L’universitaire souligne également que la Chine devrait composer avec une résistance civile organisée, une capacité de riposte rapide de l’armée taïwanaise et un soutien potentiel des États-Unis. Bref, une invasion ne serait pas une promenade de santé pour Pékin, malgré la supériorité numérique de ses forces. Ces éléments tempèrent les scénarios les plus pessimistes et rappellent que la dissuasion reste un pilier central de la stratégie taïwanaise.

Un contexte géopolitique sous haute tension

Les tensions autour de Taïwan s’inscrivent dans un contexte plus large de rivalité sino-américaine. Selon Le Figaro, les États-Unis, sous l’impulsion de Donald Trump, ont adopté une posture plus ferme vis-à-vis de Pékin, encourageant Taïwan à prendre ses responsabilités en matière de défense. Cette dynamique s’ajoute aux autres foyers de crise, comme la guerre en Ukraine ou les conflits en mer de Chine méridionale, où les intérêts américains et chinois s’affrontent directement.

Pour Taïwan, l’enjeu est double : convaincre la population de l’urgence à se préparer, tout en évitant une escalade qui pourrait mener à un conflit ouvert. Les autorités taïwanaises doivent ainsi naviguer entre la nécessité de se défendre et le risque de provoquer une réaction disproportionnée de Pékin. Une équation complexe, qui explique en partie les hésitations de certains secteurs de la société taïwanaise.

Et maintenant ?

Dans les prochains mois, Taïwan devrait poursuivre ses efforts de modernisation militaire et de sensibilisation de sa population. Une échéance clé sera la visite prévue de la présidente taïwanaise aux États-Unis en juin 2026, où elle devrait aborder les questions de sécurité avec ses alliés. Par ailleurs, Pékin pourrait intensifier ses manœuvres militaires autour de l’île, une stratégie déjà observée ces dernières années. Reste à voir si ces tensions conduiront à une escalade ou, au contraire, à un statu quo maintenu.

Enfin, l’administration américaine devra clarifier sa position après les élections de mi-mandat de novembre 2026, un scrutin qui pourrait influencer la politique de soutien à Taïwan.
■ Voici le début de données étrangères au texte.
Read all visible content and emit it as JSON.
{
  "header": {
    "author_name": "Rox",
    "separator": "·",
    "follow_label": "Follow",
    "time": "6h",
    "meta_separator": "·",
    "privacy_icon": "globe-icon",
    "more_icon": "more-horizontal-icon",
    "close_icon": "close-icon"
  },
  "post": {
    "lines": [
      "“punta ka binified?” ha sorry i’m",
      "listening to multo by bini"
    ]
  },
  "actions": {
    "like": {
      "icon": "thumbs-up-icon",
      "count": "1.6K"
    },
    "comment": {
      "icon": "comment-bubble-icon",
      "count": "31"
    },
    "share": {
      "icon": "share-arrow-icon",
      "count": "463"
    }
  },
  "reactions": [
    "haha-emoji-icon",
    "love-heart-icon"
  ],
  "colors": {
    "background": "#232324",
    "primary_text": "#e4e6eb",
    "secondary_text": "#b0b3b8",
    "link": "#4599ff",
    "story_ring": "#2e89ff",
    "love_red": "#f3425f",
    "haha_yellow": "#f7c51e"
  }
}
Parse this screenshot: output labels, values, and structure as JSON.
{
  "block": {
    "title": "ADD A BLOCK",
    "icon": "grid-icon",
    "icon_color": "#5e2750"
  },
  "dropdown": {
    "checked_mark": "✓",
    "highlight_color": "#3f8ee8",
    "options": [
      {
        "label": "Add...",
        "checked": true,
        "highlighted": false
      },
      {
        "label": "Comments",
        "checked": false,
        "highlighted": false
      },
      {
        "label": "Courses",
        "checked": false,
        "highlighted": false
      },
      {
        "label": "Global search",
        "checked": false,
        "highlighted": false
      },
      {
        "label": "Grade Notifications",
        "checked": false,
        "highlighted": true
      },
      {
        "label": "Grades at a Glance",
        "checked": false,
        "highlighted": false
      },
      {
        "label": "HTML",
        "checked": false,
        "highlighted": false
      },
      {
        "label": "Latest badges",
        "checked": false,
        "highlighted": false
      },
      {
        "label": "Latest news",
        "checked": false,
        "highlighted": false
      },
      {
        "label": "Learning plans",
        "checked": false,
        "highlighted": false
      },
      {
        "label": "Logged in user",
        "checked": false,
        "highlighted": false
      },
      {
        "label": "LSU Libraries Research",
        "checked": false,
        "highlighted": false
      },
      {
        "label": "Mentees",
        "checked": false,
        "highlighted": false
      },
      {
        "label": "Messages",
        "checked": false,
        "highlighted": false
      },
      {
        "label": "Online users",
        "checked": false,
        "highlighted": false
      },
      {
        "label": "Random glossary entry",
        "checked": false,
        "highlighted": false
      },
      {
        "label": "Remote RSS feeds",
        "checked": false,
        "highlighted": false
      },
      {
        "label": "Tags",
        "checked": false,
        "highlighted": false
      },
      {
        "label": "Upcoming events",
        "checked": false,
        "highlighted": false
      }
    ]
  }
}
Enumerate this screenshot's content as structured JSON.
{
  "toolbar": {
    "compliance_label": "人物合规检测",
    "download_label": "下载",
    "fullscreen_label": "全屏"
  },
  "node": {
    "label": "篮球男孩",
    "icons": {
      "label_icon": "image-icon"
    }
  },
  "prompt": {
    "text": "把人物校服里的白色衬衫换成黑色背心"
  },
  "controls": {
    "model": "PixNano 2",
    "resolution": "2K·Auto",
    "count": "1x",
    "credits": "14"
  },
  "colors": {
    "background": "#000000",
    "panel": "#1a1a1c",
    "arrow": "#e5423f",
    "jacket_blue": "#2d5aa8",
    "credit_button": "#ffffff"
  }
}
Autant dire que la situation reste sous haute surveillance, alors que les enjeux de sécurité en mer de Chine orientale continuent de façonner l’équilibre des pouvoirs en Asie-Pacifique.

Taïwan craint une invasion chinoise en raison des revendications territoriales de Pékin, qui considère l’île comme une province à réintégrer. Les tensions se sont accrues ces dernières années, notamment avec l’élection d’un gouvernement indépendantiste à Taipei et le renforcement militaire chinois autour du détroit de Taïwan.